Do Nurses at The Willows At Okemos Stick Around?

The Willows At Okemos has a staff turnover rate of 40%, which is about average for Michigan nursing homes (state average: 46%). Moderate turnover is common in nursing homes, but families should still ask about staff tenure and how the facility maintains care continuity when employees leave.

Was The Willows At Okemos Ever Fined?

The Willows At Okemos has no federal fines on record. CMS issues fines when nursing homes fail to meet care standards or don't correct problems found during inspections. The absence of fines suggests the facility has either maintained compliance or corrected any issues before penalties were assessed. This is a positive indicator, though families should still review recent inspection reports for the full picture.

Is The Willows At Okemos on Any Federal Watch List?

The Willows At Okemos is not on any federal watch list.

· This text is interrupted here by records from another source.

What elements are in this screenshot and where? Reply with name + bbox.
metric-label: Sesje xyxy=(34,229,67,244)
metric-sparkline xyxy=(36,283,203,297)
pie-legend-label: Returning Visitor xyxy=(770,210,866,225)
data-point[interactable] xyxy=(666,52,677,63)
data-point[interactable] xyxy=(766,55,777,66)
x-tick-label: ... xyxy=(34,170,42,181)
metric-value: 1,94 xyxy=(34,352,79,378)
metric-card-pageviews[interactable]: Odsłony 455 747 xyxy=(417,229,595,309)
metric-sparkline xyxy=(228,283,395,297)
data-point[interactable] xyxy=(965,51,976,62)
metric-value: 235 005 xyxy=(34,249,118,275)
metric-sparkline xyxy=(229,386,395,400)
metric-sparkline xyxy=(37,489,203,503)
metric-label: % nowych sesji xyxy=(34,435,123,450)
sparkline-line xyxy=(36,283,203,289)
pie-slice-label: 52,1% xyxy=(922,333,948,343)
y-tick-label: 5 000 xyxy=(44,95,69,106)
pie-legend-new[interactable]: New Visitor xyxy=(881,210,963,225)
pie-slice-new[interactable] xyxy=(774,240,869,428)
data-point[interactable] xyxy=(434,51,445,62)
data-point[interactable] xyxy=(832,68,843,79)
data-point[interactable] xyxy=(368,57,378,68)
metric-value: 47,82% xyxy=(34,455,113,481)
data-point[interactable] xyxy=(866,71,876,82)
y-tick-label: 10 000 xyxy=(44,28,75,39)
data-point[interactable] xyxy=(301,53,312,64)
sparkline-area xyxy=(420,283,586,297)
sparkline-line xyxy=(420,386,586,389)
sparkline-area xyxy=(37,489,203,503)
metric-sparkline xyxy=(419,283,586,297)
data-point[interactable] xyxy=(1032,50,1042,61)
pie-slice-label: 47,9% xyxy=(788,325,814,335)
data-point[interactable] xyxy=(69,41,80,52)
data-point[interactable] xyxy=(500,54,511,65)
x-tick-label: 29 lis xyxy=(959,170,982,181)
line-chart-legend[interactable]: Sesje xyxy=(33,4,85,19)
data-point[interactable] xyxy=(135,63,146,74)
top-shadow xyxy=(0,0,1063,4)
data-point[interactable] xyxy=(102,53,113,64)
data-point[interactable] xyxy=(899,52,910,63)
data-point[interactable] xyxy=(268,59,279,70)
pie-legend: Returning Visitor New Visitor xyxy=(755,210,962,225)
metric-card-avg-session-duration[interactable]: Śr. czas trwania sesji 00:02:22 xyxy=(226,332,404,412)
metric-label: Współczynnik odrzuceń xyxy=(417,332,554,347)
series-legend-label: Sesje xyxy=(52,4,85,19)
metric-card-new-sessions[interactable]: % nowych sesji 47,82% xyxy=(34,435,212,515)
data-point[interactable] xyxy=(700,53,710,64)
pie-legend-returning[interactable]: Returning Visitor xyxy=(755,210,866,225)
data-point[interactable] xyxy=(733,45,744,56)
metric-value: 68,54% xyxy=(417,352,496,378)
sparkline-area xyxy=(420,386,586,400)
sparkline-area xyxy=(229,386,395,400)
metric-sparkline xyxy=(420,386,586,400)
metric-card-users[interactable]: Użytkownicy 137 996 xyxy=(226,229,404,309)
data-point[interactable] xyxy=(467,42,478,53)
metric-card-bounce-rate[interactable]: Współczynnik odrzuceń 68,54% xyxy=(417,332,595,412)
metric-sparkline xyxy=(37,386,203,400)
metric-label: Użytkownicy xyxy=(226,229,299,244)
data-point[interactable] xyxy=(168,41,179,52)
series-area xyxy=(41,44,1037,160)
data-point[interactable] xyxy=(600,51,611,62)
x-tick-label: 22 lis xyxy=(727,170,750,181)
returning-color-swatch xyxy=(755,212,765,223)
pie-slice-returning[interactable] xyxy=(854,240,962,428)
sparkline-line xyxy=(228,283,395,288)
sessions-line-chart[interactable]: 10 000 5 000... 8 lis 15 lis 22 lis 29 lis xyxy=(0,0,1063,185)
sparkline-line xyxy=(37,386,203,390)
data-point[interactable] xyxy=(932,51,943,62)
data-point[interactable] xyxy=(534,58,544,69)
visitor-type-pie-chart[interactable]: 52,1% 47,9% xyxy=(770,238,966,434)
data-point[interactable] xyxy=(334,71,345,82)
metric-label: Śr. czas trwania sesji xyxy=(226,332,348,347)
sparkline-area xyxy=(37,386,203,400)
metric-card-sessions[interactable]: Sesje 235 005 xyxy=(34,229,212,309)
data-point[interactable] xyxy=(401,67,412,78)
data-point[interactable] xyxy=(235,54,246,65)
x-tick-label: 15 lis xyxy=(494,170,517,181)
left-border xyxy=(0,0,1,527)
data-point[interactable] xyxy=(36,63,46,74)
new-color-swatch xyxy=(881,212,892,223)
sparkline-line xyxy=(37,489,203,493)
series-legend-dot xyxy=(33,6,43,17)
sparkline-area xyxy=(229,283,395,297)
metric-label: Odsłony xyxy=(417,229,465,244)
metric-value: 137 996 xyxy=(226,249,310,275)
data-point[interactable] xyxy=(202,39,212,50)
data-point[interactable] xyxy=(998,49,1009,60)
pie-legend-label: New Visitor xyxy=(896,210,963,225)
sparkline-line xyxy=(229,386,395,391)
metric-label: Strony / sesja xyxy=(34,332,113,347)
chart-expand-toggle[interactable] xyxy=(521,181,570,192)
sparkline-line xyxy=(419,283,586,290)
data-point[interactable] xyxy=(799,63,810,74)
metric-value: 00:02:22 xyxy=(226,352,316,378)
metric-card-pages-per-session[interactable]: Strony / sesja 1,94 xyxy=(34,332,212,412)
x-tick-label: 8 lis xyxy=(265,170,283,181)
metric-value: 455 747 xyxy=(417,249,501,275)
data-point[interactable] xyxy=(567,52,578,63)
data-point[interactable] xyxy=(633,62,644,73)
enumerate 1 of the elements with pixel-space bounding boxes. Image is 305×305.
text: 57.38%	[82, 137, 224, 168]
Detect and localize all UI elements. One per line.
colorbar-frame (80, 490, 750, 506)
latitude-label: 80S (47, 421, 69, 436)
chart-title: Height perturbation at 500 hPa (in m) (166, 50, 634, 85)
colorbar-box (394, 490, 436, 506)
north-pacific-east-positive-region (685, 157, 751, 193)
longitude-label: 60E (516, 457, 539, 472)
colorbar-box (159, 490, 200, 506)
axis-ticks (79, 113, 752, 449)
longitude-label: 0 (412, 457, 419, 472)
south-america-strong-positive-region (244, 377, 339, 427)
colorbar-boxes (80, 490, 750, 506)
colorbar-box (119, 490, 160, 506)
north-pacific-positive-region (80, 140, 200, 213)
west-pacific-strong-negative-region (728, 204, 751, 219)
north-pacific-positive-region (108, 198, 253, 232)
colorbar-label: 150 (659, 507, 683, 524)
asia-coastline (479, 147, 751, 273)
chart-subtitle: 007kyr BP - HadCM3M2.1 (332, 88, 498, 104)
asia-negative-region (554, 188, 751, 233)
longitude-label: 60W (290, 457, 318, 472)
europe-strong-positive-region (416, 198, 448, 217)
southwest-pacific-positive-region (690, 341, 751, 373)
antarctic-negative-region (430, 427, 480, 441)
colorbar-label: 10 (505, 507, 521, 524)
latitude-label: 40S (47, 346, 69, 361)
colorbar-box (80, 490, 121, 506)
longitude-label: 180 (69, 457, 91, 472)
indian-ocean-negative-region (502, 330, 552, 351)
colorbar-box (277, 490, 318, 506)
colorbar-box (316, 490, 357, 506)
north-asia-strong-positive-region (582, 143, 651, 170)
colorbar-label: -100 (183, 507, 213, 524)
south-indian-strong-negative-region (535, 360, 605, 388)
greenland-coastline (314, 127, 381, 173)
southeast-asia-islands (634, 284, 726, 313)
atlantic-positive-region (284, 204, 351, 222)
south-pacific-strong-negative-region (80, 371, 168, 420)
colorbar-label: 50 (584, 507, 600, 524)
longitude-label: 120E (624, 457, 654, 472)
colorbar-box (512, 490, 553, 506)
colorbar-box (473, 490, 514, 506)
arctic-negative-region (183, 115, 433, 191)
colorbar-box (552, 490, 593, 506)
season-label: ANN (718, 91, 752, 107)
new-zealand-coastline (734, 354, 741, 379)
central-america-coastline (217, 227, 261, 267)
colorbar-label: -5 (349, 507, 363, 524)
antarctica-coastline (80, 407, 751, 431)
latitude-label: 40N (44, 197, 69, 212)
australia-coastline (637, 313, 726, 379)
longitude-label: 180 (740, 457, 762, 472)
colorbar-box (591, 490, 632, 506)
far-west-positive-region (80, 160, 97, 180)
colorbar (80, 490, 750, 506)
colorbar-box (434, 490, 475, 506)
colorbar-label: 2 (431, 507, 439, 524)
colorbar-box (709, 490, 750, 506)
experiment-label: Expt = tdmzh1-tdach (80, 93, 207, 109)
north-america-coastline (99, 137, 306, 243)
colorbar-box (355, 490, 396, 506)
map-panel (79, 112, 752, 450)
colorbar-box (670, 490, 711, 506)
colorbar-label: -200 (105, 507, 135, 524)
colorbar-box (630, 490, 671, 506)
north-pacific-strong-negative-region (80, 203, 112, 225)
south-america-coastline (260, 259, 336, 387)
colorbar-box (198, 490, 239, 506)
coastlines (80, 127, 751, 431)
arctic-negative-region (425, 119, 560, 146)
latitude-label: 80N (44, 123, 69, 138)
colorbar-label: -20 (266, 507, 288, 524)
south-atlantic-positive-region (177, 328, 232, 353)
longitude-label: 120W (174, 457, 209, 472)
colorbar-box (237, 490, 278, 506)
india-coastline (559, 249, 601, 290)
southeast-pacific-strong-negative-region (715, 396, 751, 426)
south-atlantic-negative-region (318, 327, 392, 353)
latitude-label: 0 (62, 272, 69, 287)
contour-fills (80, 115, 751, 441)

The most significant is the Special Focus Facility (SFF) program, which identifies the bottom 1% of nursing homes nationally based on persistent, serious quality problems. Not being on this list means the facility has avoided the pattern of deficiencies that triggers enhanced federal oversight. This is a positive indicator, though families should still review the facility's inspection history directly.